Unreported Citation:

[2024] QCA 159

EDITOR'S NOTE

Here, the Court addressed whether at the time of service of a claim and statement of claim upon her, the appellant was an impaired person within the meaning of r 109 UCPR. The Court determined that the primary judge had not miscarried in finding that the appellant was not an impaired person and accordingly service was effective.

Bond, Dalton JJA, and Hindman J

30 August 2024

Briefly, r 109 Uniform Civil Procedure Rules 1999 (“UCPR”) requires that in the case of persons with impaired capacity, any document which is required to be served personally must be served instead on either the person who is the impaired person’s litigation guardian for the proceeding to which the document relates; or a person who is entitled under r 94(2) UCPR to be the impaired person’s litigation guardian for the proceeding to which the document relates; or an adult who has the care of the impaired person.

Schedule 5 Supreme Court of Queensland Act 1991 relevantly provides that a person will have impaired capacity when they are deemed: “…not capable of making the decisions required of a litigant for conducting proceedings …”.

In the current matter, the elderly appellant had been personally served with the proceeding in New Zealand. [34]. Subsequently, the respondent obtained default judgment. [35]. Sometime thereafter the appellant, through her litigation guardian, advised that she intended to seek to set aside the default judgment. [36]. She was unsuccessful in that endeavour and the primary judge held that the appellant was not an impaired person at the time of service and accordingly the default judgment had not been irregularly entered.

The appellant appealed the finding that she was not an impaired person. She submitted that the weight of the available evidence favoured the conclusion that the primary judge should have been persuaded that she was in fact an impaired person [49]. In addition, she contended the primary judge had erred in applying a test for capacity of whether the defendant had capacity to understand the nature of service of a proceeding when it is explained to the person.

Consideration

In dismissing the appeal, the Court held as follows:

(1)That r 109 UCPR is clearly intended to prevent the unfair service of proceedings on individuals who are not capable of making the decisions required of a litigant. In the context of being served with a proceeding that would require timely decisions to be made by the served person such as:

(a)if legal representatives are to be engaged;

(b)if the proceeding is to be defended; and

(c)the content of any defence to be pleaded. [8];

(2)That the express words of Sch 5, Supreme Court of Queensland Act 1991 “prescribe a fixed standard of sanity as requisite for personal service on a person.” [43]. A person will be deemed as having impaired capacity (for the purpose of service of proceedings) in circumstances where they are clearly not capable of participating in the decisions which are involved with conducting proceedings. Someone who is unable to recall that they have been served with proceedings would not meet this standard.
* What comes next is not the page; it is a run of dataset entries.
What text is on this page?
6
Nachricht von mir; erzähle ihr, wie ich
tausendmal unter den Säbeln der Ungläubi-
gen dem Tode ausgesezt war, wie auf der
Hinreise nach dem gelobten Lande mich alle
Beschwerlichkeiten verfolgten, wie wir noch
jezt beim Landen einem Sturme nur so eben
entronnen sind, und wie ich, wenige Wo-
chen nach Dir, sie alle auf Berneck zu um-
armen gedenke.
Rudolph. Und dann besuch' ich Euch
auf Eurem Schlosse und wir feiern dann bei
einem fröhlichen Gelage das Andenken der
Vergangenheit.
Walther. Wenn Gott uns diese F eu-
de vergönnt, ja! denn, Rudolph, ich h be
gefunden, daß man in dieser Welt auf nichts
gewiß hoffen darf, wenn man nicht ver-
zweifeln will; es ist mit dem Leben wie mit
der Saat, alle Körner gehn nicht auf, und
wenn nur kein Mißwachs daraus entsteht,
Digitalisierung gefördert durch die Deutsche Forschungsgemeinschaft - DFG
However “in the hypothetical case of a person who has no short-term memory ability, who will forget having been served with a proceeding immediately upon putting the document down, it simply cannot be that the person has capacity because if a competent person had been assisting the relevant person at the time of service, they could have assisted the relevant person to respond appropriately to the service of the proceeding. That would be an entirely unreasonable construction of impaired person for the purposes of r 109 of the UCPR and is not supported by the generally expressed principle set out above or the express words in Schedule 5 of the Supreme Court of Queensland Act 1991 (Qld)”. [43]–[46];

(3)That the onus was on the defendant to satisfy the court on the balance of probabilities that she did not possess capacity at the time of service and in addition was unable to deal with the proceeding. [48], [56]. As a general proposition at common law all adults are presumed to have capacity. [6];

(4)That on the available evidence the primary judge had not erred in finding the defendant had not discharged that onus. The evidence did not support the notion that at about the time of service, the appellant was an impaired person within the meaning of r 109 UCPR. In fact, some of the evidence suggested that the appellant did indeed possess the required capacity at the relevant time. [53]–[57].

Disposition

The appeal was dismissed with costs.